Thursday, March 8, 2012
NY racing knows B.E.S.T.
By Bob Ehalt
Paul Ruchames has been involved in social work for nearly three decades, but he says it’s been the last two years that have been the most rewarding for him.
Since taking over as the executive director of the Backstretch Employee Service Team (B.E.S.T.) in March of 2010, Ruchames has been at the helm of an integral behind-the-scenes program that has helped to change lives on the backstretch of New York’s three racetracks. On a daily basis, the non-profit organization extends a helping hand to racetrack workers, providing them with essential services and goods such as free heath care and life insurance, drug counseling and mental health care as well as food and clothing.
“This is the most meaningful endeavor I’ve been involved in,” Ruchames said. “We’re helping people live better lives and there’s such a tremendous amount of satisfaction that comes from that as well as working with such an incredibly dedicated staff and a team of volunteers. There are so many generous people out there willing to help others.”
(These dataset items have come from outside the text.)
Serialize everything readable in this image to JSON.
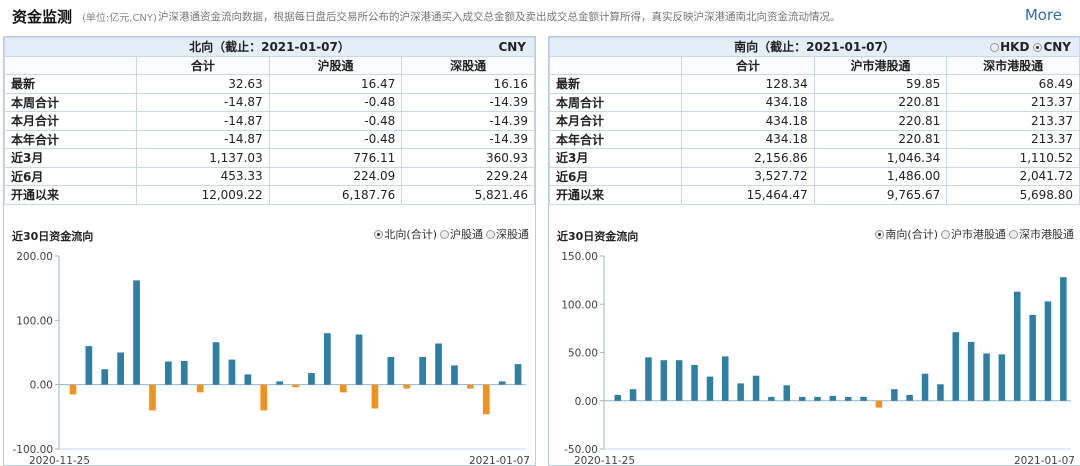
{
  "header": {
    "title": "资金监测",
    "unit": "(单位:亿元,CNY)",
    "description": "沪深港通资金流向数据，根据每日盘后交易所公布的沪深港通买入成交总金额及卖出成交总金额计算所得，真实反映沪深港通南北向资金流动情况。",
    "more": "More"
  },
  "north": {
    "title": "北向（截止：2021-01-07）",
    "currency": "CNY",
    "columns": [
      "合计",
      "沪股通",
      "深股通"
    ],
    "rows": [
      {
        "label": "最新",
        "values": [
          "32.63",
          "16.47",
          "16.16"
        ]
      },
      {
        "label": "本周合计",
        "values": [
          "-14.87",
          "-0.48",
          "-14.39"
        ]
      },
      {
        "label": "本月合计",
        "values": [
          "-14.87",
          "-0.48",
          "-14.39"
        ]
      },
      {
        "label": "本年合计",
        "values": [
          "-14.87",
          "-0.48",
          "-14.39"
        ]
      },
      {
        "label": "近3月",
        "values": [
          "1,137.03",
          "776.11",
          "360.93"
        ]
      },
      {
        "label": "近6月",
        "values": [
          "453.33",
          "224.09",
          "229.24"
        ]
      },
      {
        "label": "开通以来",
        "values": [
          "12,009.22",
          "6,187.76",
          "5,821.46"
        ]
      }
    ],
    "chart_title": "近30日资金流向",
    "legend": [
      "北向(合计)",
      "沪股通",
      "深股通"
    ],
    "legend_selected": 0
  },
  "south": {
    "title": "南向（截止：2021-01-07）",
    "currency_options": [
      "HKD",
      "CNY"
    ],
    "currency_selected": 1,
    "columns": [
      "合计",
      "沪市港股通",
      "深市港股通"
    ],
    "rows": [
      {
        "label": "最新",
        "values": [
          "128.34",
          "59.85",
          "68.49"
        ]
      },
      {
        "label": "本周合计",
        "values": [
          "434.18",
          "220.81",
          "213.37"
        ]
      },
      {
        "label": "本月合计",
        "values": [
          "434.18",
          "220.81",
          "213.37"
        ]
      },
      {
        "label": "本年合计",
        "values": [
          "434.18",
          "220.81",
          "213.37"
        ]
      },
      {
        "label": "近3月",
        "values": [
          "2,156.86",
          "1,046.34",
          "1,110.52"
        ]
      },
      {
        "label": "近6月",
        "values": [
          "3,527.72",
          "1,486.00",
          "2,041.72"
        ]
      },
      {
        "label": "开通以来",
        "values": [
          "15,464.47",
          "9,765.67",
          "5,698.80"
        ]
      }
    ],
    "chart_title": "近30日资金流向",
    "legend": [
      "南向(合计)",
      "沪市港股通",
      "深市港股通"
    ],
    "legend_selected": 0
  },
  "colors": {
    "positive": "#2e7ea6",
    "negative": "#f0931e",
    "header_bg": "#e4eef9",
    "border": "#c9d7e8",
    "link": "#2f6db5"
  },
  "chart_data": [
    {
      "type": "bar",
      "title": "近30日资金流向",
      "x_tick_labels": [
        "2020-11-25",
        "2021-01-07"
      ],
      "y_tick_labels": [
        "200.00",
        "100.00",
        "0.00",
        "-100.00"
      ],
      "ylim": [
        -100,
        200
      ],
      "values": [
        -15,
        60,
        24,
        50,
        162,
        -40,
        36,
        37,
        -12,
        66,
        39,
        16,
        -40,
        5,
        -4,
        18,
        80,
        -12,
        78,
        -37,
        43,
        -6,
        43,
        64,
        30,
        -6,
        -46,
        5,
        32
      ],
      "grid": false,
      "legend_position": "top-right"
    },
    {
      "type": "bar",
      "title": "近30日资金流向",
      "x_tick_labels": [
        "2020-11-25",
        "2021-01-07"
      ],
      "y_tick_labels": [
        "150.00",
        "100.00",
        "50.00",
        "0.00",
        "-50.00"
      ],
      "ylim": [
        -50,
        150
      ],
      "values": [
        6,
        12,
        45,
        42,
        42,
        37,
        25,
        46,
        18,
        26,
        4,
        16,
        4,
        4,
        5,
        4,
        4,
        -7,
        12,
        6,
        28,
        17,
        71,
        61,
        49,
        48,
        113,
        89,
        103,
        128
      ],
      "grid": false,
      "legend_position": "top-right"
    }
  ]
}
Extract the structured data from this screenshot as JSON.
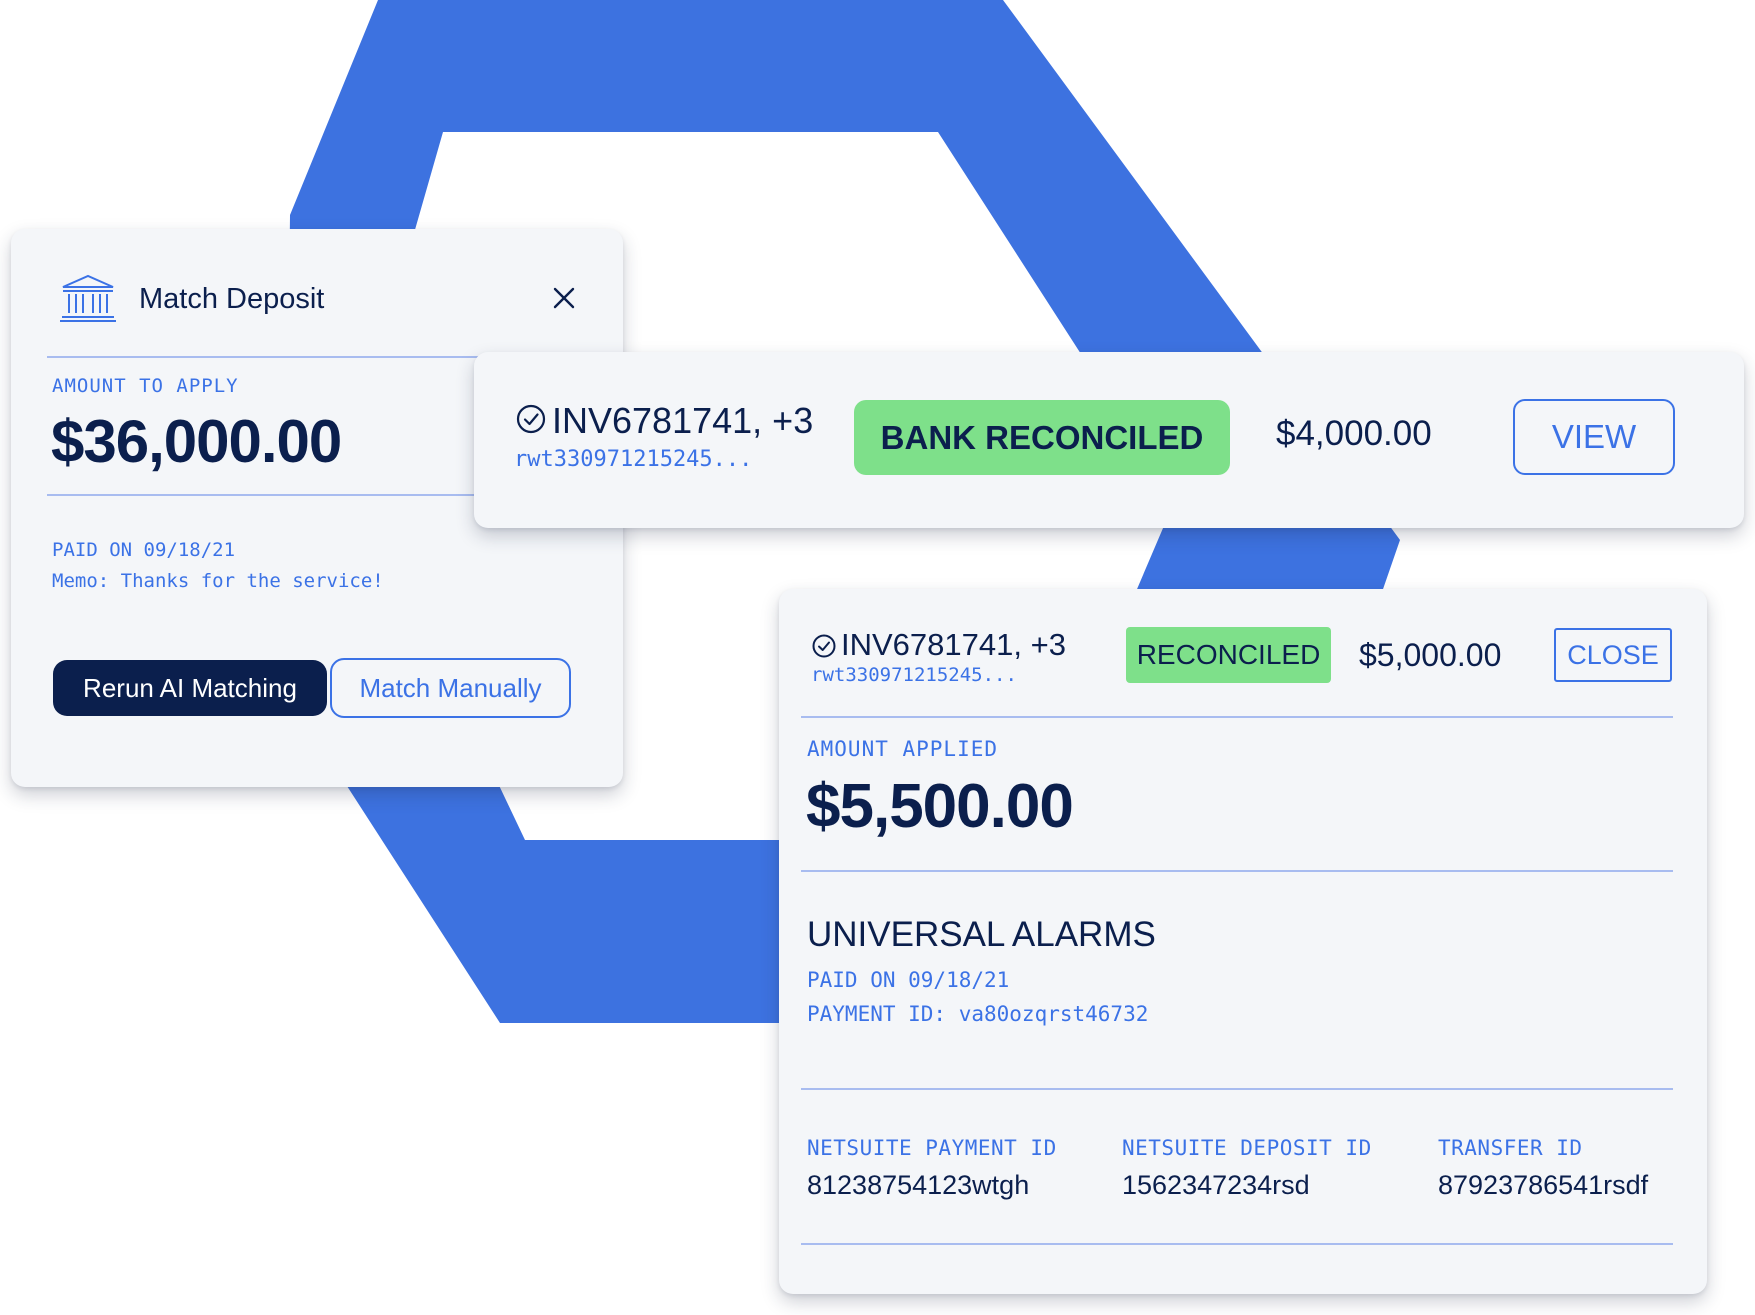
{
  "colors": {
    "navy": "#0b1f4d",
    "accent_blue": "#3b72e6",
    "success_green": "#7ee08a",
    "card_bg": "#f4f6f9",
    "background_hex": "#3d72e0"
  },
  "match_deposit": {
    "icon": "bank-icon",
    "title": "Match Deposit",
    "close_icon": "close-icon",
    "amount_label": "AMOUNT TO APPLY",
    "amount": "$36,000.00",
    "paid_on": "PAID ON 09/18/21",
    "memo": "Memo: Thanks for the service!",
    "primary_button": "Rerun AI Matching",
    "secondary_button": "Match Manually"
  },
  "bank_row": {
    "invoice": "INV6781741, +3",
    "reference": "rwt330971215245...",
    "status": "BANK RECONCILED",
    "amount": "$4,000.00",
    "action": "VIEW"
  },
  "detail": {
    "invoice": "INV6781741, +3",
    "reference": "rwt330971215245...",
    "status": "RECONCILED",
    "amount": "$5,000.00",
    "action": "CLOSE",
    "amount_label": "AMOUNT APPLIED",
    "amount_applied": "$5,500.00",
    "payer": "UNIVERSAL ALARMS",
    "paid_on": "PAID ON 09/18/21",
    "payment_id": "PAYMENT ID: va80ozqrst46732",
    "ids": [
      {
        "label": "NETSUITE PAYMENT ID",
        "value": "81238754123wtgh"
      },
      {
        "label": "NETSUITE DEPOSIT ID",
        "value": "1562347234rsd"
      },
      {
        "label": "TRANSFER ID",
        "value": "87923786541rsdf"
      }
    ]
  }
}
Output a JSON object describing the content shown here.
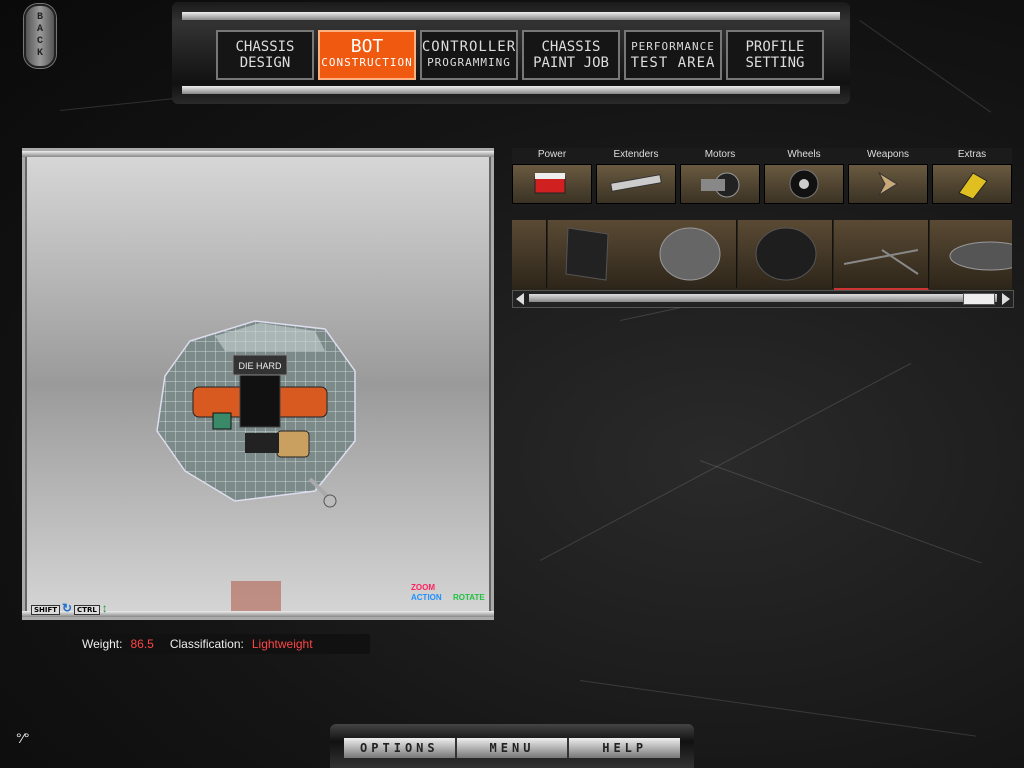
{
  "back": {
    "label": "BACK"
  },
  "tabs": [
    {
      "line1": "CHASSIS",
      "line2": "DESIGN",
      "active": false
    },
    {
      "line1": "BOT",
      "line2": "CONSTRUCTION",
      "active": true
    },
    {
      "line1": "CONTROLLER",
      "line2": "PROGRAMMING",
      "active": false
    },
    {
      "line1": "CHASSIS",
      "line2": "PAINT JOB",
      "active": false
    },
    {
      "line1": "PERFORMANCE",
      "line2": "TEST AREA",
      "active": false
    },
    {
      "line1": "PROFILE",
      "line2": "SETTING",
      "active": false
    }
  ],
  "viewport": {
    "shift_key": "SHIFT",
    "ctrl_key": "CTRL",
    "action_label": "ACTION",
    "zoom_label": "ZOOM",
    "rotate_label": "ROTATE",
    "bot_label": "DIE HARD"
  },
  "stats": {
    "weight_label": "Weight:",
    "weight_value": "86.5",
    "class_label": "Classification:",
    "class_value": "Lightweight"
  },
  "categories": [
    "Power",
    "Extenders",
    "Motors",
    "Wheels",
    "Weapons",
    "Extras"
  ],
  "parts_strip": {
    "items": [
      "panel",
      "disc-plate",
      "mesh-disc",
      "dark-disc",
      "spinner-bar",
      "saw-disc"
    ],
    "selected_index": 4,
    "scroll_position": 0.95
  },
  "bottom_menu": [
    "OPTIONS",
    "MENU",
    "HELP"
  ],
  "colors": {
    "accent": "#f05a10",
    "stat_value": "#ff4545",
    "zoom": "#ff2060",
    "rotate": "#20c040",
    "action": "#2090ff"
  }
}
Ruchames says B.E.S.T. has a fulltime staff of about 15 and nearly 150 volunteers who work tirelessly on behalf of nearly 2,000 backstretch workers at Belmont Park, Aqueduct and Saratoga. Supported by an annual budget of $2.2 million, which comes mostly from the New York Racing Association and the New York Thoroughbred Horsemen’s Association, B.E.S.T. operates an on-track clinic throughout the year at Cottage 28B on the Belmont Park backstretch, which is staffed by a fulltime physician, and services workers at Saratoga for seven months out of the year.
The clinic treats roughly 120 patients per month and approximately 20 more are taking advantage of the group’s drug and alcoholic counseling programs. For many of those workers, a large number of whom are immigrants, treatment by Dr. Frederic Cogan at the B.E.S.T. clinic will serve as their first visit to a doctor in years -- if not ever.
“So many of these workers come from poor rural areas that they’re never seen a doctor before,” says Ruchames, who has played a lead role in revitalizing B.E.S.T., which was plagued by cash flow troubles prior to his arrival. “And they are such hard-working people that even if they get hurt they will not stop for treatment; they just keep working. Through our program, we’ve been able to provide some help for these people and also get them vaccinations to keep them healthy.”
The many success stories arising out of the work by B.E.S.T. has caught the eye of several New York businesses, allowing the program to grow at a dramatic rate the last two years. Macy’s, for example, recently provided B.E.S.T. with a $10,000 grant for hepatitis testing.
Ruchames also notes a computer lab was recently opened at Saratoga and plans are in the works to introduce one at Belmont Park.
“The computers and components like Skype are great for workers who are disconnected from their families,” Ruchames says. “When workers can contact their families it helps to alleviate the emptiness that often leads to drug or alcohol use. As much [as] we provide treatment to those who need it, we are also focused on trying to eliminate the root cause of those problems.”
Clearly, a large and growing community of needy backstretch workers have guardian angels looking over them. And through all of that care and concern, something quite special has been taking place away from the bright spotlight of the circular dirt surfaces that have made New York racing so famous. Some dedicated individuals have taken the B.E.S.T. and made it better.